Appi menilai permainan ini sudah di luar batas kewajaran karena dilakukan dengan saling kejar-kejaran pakai motor. Dia meminta semua pihak melakukan pencegahan.
SCROLL TO CONTINUE WITH CONTENT
"Penggunaannya juga kadang-kadang sudah berlebihan, dipakai di atas motor tembak-tembak dari atas motor menurut saya ini persoalan yang tidak bisa dibiarkan, harus semua pihak harus mampu menahan," katanya.
Menurutnya, permainan remaja tidak boleh sekadar untuk bersenang-senang. Kegiatan itu semestinya tidak boleh mengganggu ketertiban umum.
"Bukan cuman fun, tapi persoalannya kalau sudah bisa mencelakakan orang lain, bisa mengganggu ketertiban umum," jelasnya.
Appi mengaku telah mengantensi masalah ini dan berkoordinasi langsung dengan Kapolrestabes Makassar Kombes Arya Perdana. Appi memastikan pihaknya bersama Polrestabes Makassar akan melakukan penanganan.

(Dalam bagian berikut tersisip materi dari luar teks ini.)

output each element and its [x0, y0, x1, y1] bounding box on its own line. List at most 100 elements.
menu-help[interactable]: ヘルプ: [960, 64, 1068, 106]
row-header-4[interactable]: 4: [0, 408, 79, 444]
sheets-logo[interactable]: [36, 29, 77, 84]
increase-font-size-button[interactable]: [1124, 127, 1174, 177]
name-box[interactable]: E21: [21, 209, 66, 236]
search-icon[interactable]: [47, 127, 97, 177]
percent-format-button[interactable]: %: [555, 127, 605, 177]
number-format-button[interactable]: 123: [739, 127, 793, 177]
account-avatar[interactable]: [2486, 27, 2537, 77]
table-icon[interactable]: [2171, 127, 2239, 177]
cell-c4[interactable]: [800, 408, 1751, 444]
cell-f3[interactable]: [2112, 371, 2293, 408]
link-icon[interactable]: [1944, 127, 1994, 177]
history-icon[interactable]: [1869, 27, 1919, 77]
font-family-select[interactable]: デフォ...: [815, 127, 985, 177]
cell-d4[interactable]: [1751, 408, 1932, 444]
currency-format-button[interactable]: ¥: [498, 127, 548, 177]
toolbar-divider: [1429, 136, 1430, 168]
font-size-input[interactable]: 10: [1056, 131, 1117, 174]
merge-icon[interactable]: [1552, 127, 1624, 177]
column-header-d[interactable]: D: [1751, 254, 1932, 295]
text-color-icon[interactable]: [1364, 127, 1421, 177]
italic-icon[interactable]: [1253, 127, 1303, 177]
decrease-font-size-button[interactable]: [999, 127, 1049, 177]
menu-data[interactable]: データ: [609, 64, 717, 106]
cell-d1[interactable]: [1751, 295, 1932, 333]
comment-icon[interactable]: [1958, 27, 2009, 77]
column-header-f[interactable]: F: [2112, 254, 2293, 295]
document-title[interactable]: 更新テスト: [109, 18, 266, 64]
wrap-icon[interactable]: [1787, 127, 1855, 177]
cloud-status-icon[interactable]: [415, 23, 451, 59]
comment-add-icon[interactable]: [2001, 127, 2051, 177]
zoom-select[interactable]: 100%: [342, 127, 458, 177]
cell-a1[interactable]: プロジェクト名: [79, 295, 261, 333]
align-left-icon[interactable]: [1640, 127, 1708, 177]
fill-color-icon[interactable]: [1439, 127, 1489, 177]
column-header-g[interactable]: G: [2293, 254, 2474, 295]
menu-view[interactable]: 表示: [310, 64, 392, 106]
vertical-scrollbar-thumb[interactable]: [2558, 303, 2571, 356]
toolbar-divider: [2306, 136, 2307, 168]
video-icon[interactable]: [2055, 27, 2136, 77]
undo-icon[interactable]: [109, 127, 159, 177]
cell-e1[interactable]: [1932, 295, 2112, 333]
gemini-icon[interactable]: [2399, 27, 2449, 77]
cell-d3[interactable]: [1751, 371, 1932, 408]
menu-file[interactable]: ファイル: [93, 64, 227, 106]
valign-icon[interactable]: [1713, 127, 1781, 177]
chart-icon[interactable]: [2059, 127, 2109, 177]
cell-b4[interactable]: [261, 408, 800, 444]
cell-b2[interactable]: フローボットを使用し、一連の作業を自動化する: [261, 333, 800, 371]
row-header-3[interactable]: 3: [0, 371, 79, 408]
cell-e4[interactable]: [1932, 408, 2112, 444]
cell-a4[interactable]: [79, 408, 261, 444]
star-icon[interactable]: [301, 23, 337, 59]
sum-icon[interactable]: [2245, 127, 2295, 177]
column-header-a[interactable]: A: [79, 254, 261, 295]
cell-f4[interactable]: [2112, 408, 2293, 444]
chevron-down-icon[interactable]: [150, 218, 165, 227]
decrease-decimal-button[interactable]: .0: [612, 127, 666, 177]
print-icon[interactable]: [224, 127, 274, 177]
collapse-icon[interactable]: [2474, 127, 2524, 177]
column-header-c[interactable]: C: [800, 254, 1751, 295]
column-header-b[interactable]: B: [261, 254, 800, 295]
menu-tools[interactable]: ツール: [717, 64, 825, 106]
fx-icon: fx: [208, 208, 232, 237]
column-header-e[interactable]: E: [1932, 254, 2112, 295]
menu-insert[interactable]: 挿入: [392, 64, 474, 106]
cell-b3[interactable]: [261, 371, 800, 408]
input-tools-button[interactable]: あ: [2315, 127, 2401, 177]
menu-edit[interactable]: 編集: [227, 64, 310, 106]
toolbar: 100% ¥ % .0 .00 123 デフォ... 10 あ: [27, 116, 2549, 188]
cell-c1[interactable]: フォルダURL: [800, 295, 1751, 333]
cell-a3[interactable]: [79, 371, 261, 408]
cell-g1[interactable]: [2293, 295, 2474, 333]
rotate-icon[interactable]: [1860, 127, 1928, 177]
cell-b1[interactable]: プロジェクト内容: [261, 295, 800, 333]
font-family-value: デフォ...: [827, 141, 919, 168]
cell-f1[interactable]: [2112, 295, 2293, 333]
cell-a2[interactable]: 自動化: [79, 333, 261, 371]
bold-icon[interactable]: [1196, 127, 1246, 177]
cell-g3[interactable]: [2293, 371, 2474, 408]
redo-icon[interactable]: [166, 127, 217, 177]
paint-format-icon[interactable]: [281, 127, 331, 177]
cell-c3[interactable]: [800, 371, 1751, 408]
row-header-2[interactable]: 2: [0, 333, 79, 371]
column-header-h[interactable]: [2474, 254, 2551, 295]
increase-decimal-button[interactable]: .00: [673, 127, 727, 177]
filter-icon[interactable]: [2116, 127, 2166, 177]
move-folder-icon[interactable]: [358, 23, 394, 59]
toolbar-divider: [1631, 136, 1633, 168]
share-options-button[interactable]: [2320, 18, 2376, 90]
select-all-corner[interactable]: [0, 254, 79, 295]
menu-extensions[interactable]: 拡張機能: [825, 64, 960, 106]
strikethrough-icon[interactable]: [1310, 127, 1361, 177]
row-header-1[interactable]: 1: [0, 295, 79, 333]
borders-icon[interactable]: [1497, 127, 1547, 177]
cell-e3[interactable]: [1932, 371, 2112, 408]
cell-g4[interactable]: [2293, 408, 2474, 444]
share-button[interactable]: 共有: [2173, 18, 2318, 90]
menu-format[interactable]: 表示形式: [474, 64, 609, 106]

"Saya sudah berkoordinasi dengan Bapak Kapolrestabes untuk menyelesaikan persoalan ini," pungkasnya.
Sebelumnya diberitakan, aksi tembak-tembakan menggunakan senjata mainan berpeluru plastik hingga jeli tengah ramai saat Ramadan di Makassar. Polisi akan mengintensifkan patroli terkait maraknya senjata mainan yang digunakan saling menembak di Makassar.
Senjata mainan marak digunakan sekelompok anak-anak hingga remaja saat malam Ramadan selepas salat tarawih. Aksi saling serang memakai senapan mainan salah satunya kerap terjadi di Jalan Andi Tonro, Kelurahan Pabaeng-baeng, Kecamatan Tamalate, Sabtu (28/2) malam.
"Tiga malam ini berturut-turut ramai sekali itu kalau malam sudah tarawih. Pokoknya sudah sembahyang tarawih orang begitu," ungkap warga bernama Agus kepada detikSulsel di lokasi, Minggu (1/3).
Sementara di Kecamatan Manggala, polisi membubarkan perang senjata mainan ini pada Sabtu (28/2) dini hari. Polisi juga menyita senjata mainan yang digunakan para remaja tersebut.
"Ada 15 orang pemuda diamankan semalam sebagai efek jerah masing-masing orang tua dihadirkan dan membuat pernyataan," kata Kapolsek Manggala, Kompol Semuel To'Longan dalam keterangannya, Minggu (1/3).